Mniej więcej godzina pracy - i gotowe! 70 zł zostało w kieszeni, a Olek będzie ma modne przecierane jeansy! :-)
Kilka tygodni temu znajoma upolowała w second handzie firmowe jeansy dla Olka. Spodnie były super, ale na kolanie miały plamę, która po praniu niestety nie zeszła.
Zanim zaczęłam zastanawiać się, co z tym fantem zrobić, w sklepie internetowym H&M znalazłam za 69,90 "znoszone jeansy". I stwierdziłam, że to idealne rozwiązanie mojego 'problemu'!
for. www.hm.com |
Dziś wieczorem wzięłam się do pracy. Najpierw dokształciłam się w temacie robienia dziur w jeansach i dzięki Google dowiedziałam się, że aby je zrobić wystarczy pumeks i nożyczki. Najpierw rozcięłam więc spodnie w kilku miejscach i zrobiłam większe dziury, a następnie tarką do stóp potarłam wycięte krawędzie, tak aby były poszarpane.

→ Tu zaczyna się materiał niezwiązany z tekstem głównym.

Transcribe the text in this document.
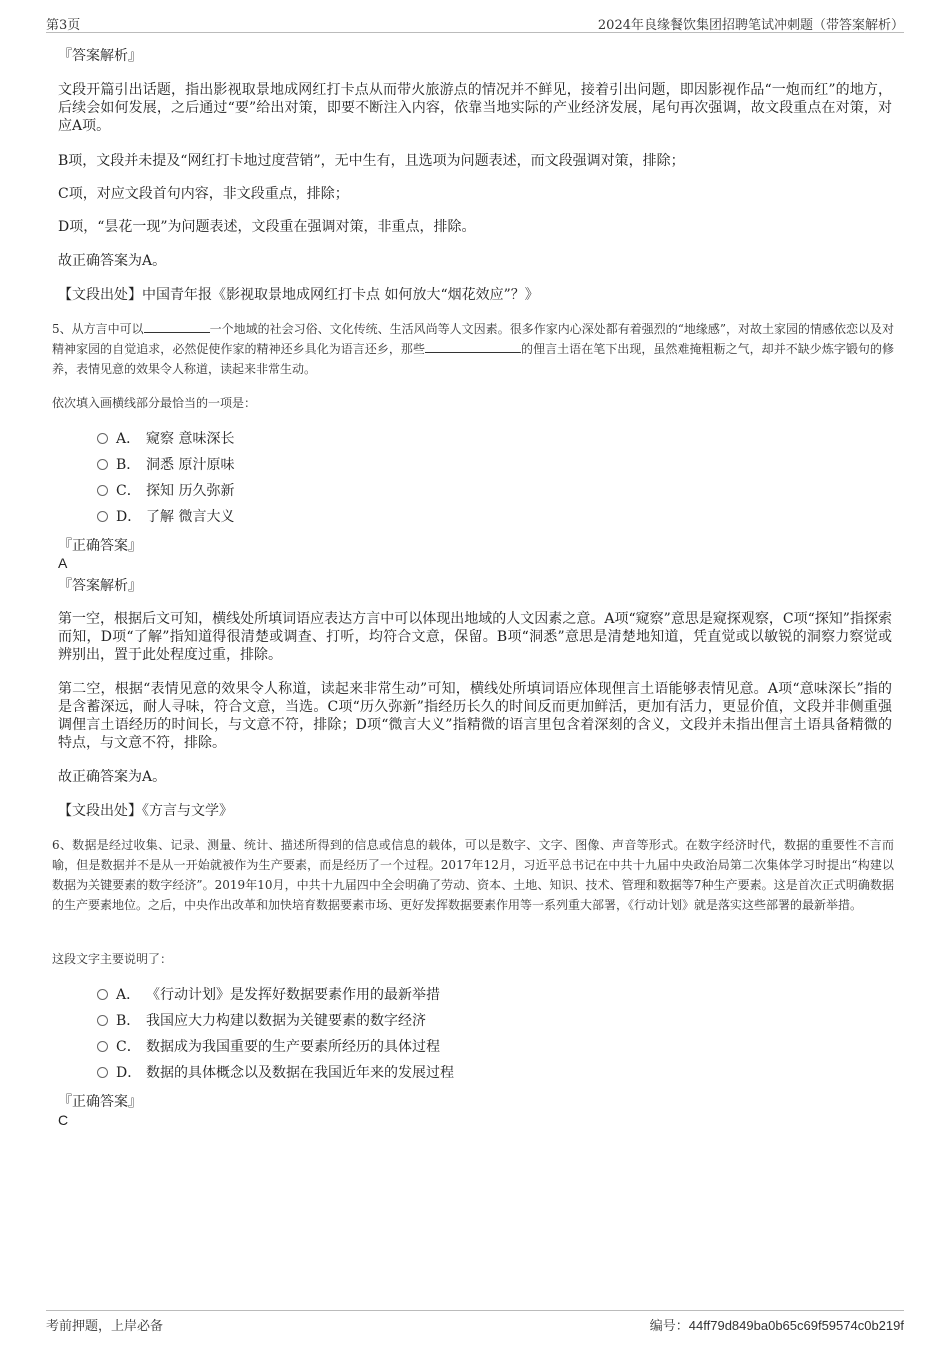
第3页	2024年良缘餐饮集团招聘笔试冲刺题（带答案解析）
『答案解析』
文段开篇引出话题，指出影视取景地成网红打卡点从而带火旅游点的情况并不鲜见，接着引出问题，即因影视作品“一炮而红”的地方，后续会如何发展，之后通过“要”给出对策，即要不断注入内容，依靠当地实际的产业经济发展，尾句再次强调，故文段重点在对策，对应A项。
B项，文段并未提及“网红打卡地过度营销”，无中生有，且选项为问题表述，而文段强调对策，排除；
C项，对应文段首句内容，非文段重点，排除；
D项，“昙花一现”为问题表述，文段重在强调对策，非重点，排除。
故正确答案为A。
【文段出处】中国青年报《影视取景地成网红打卡点 如何放大“烟花效应”？》
5、从方言中可以	一个地域的社会习俗、文化传统、生活风尚等人文因素。很多作家内心深处都有着强烈的“地缘感”，对故土家园的情感依恋以及对精神家园的自觉追求，必然促使作家的精神还乡具化为语言还乡，那些	的俚言土语在笔下出现，虽然难掩粗粝之气，却并不缺少炼字锻句的修养，表情见意的效果令人称道，读起来非常生动。
依次填入画横线部分最恰当的一项是：
A． 窥察 意味深长
B． 洞悉 原汁原味
C． 探知 历久弥新
D． 了解 微言大义
『正确答案』
A
『答案解析』
第一空，根据后文可知，横线处所填词语应表达方言中可以体现出地域的人文因素之意。A项“窥察”意思是窥探观察，C项“探知”指探索而知，D项“了解”指知道得很清楚或调查、打听，均符合文意，保留。B项“洞悉”意思是清楚地知道，凭直觉或以敏锐的洞察力察觉或辨别出，置于此处程度过重，排除。
第二空，根据“表情见意的效果令人称道，读起来非常生动”可知，横线处所填词语应体现俚言土语能够表情见意。A项“意味深长”指的是含蓄深远，耐人寻味，符合文意，当选。C项“历久弥新”指经历长久的时间反而更加鲜活，更加有活力，更显价值，文段并非侧重强调俚言土语经历的时间长，与文意不符，排除；D项“微言大义”指精微的语言里包含着深刻的含义，文段并未指出俚言土语具备精微的特点，与文意不符，排除。
故正确答案为A。
【文段出处】《方言与文学》
6、数据是经过收集、记录、测量、统计、描述所得到的信息或信息的载体，可以是数字、文字、图像、声音等形式。在数字经济时代，数据的重要性不言而喻，但是数据并不是从一开始就被作为生产要素，而是经历了一个过程。2017年12月，习近平总书记在中共十九届中央政治局第二次集体学习时提出“构建以数据为关键要素的数字经济”。2019年10月，中共十九届四中全会明确了劳动、资本、土地、知识、技术、管理和数据等7种生产要素。这是首次正式明确数据的生产要素地位。之后，中央作出改革和加快培育数据要素市场、更好发挥数据要素作用等一系列重大部署，《行动计划》就是落实这些部署的最新举措。
这段文字主要说明了：
A． 《行动计划》是发挥好数据要素作用的最新举措
B． 我国应大力构建以数据为关键要素的数字经济
C． 数据成为我国重要的生产要素所经历的具体过程
D． 数据的具体概念以及数据在我国近年来的发展过程
『正确答案』
C
考前押题，上岸必备	编号：44ff79d849ba0b65c69f59574c0b219f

Dorośli chodzą w takich dziurawych spodniach, ale przecież nie założę takich Olkowi! Dziury postanowiłam zakryć materiałem dresowym - o ścinki poprosiłam koleżankę, która szyje ubranka dla dzieci. Materiał pocięłam na kawałki większe niż dziury i przypięłam od spodu szpilkami.

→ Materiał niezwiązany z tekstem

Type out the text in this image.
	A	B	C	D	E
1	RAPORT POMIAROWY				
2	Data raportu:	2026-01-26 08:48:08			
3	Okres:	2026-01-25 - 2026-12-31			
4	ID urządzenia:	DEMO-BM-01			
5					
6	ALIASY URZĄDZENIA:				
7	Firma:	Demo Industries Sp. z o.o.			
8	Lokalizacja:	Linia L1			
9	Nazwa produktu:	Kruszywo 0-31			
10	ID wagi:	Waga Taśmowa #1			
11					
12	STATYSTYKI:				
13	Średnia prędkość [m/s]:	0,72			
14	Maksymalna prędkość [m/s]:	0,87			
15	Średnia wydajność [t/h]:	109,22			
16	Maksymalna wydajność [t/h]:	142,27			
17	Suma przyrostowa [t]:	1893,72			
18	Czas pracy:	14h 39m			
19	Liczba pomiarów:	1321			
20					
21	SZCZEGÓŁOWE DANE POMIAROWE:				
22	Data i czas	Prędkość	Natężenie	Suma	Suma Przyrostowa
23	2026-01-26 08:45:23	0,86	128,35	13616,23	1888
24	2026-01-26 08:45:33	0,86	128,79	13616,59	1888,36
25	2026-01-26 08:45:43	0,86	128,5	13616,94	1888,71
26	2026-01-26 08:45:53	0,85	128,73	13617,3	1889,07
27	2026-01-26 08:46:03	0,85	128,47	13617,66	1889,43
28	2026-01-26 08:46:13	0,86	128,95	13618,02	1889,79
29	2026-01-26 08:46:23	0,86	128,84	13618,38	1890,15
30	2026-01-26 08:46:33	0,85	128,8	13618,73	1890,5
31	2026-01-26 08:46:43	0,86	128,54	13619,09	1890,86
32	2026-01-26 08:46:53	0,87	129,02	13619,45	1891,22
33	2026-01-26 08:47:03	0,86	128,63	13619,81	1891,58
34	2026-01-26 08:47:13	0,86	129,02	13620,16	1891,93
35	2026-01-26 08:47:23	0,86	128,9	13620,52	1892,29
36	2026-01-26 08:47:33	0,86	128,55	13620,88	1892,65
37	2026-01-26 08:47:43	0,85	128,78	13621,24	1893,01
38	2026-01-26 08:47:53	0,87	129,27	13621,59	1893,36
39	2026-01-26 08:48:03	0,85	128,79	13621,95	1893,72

Na koniec przyszyłam kawałki materiału ręcznie do jeansów i obcięłam materiał od spodu, żeby za bardzo nie odstawał. I modne spodnie gotowe! Nie mogę się doczekać, aż założę je Olkowi! :-)
Fajny pomysł :)
OdpowiedzUsuńSuper :) Mam jeansy dla Synka, które nie bardzo mi się podobały więc postaram się je ulepszyć :D Czekam na zdjęcie na modelu :D
OdpowiedzUsuńdodałam zdjęcie do posta :):) polecam takie ulepszenie, te jeansy będą chyba teraz moimi ulubionymi spodniami Olka - a trochę ich ma ;)
UsuńCzad :D na Modelu jeszcze fajniejsze :D
OdpowiedzUsuńteż myślę że na modeli się jeszcze lepiej prezentują :):)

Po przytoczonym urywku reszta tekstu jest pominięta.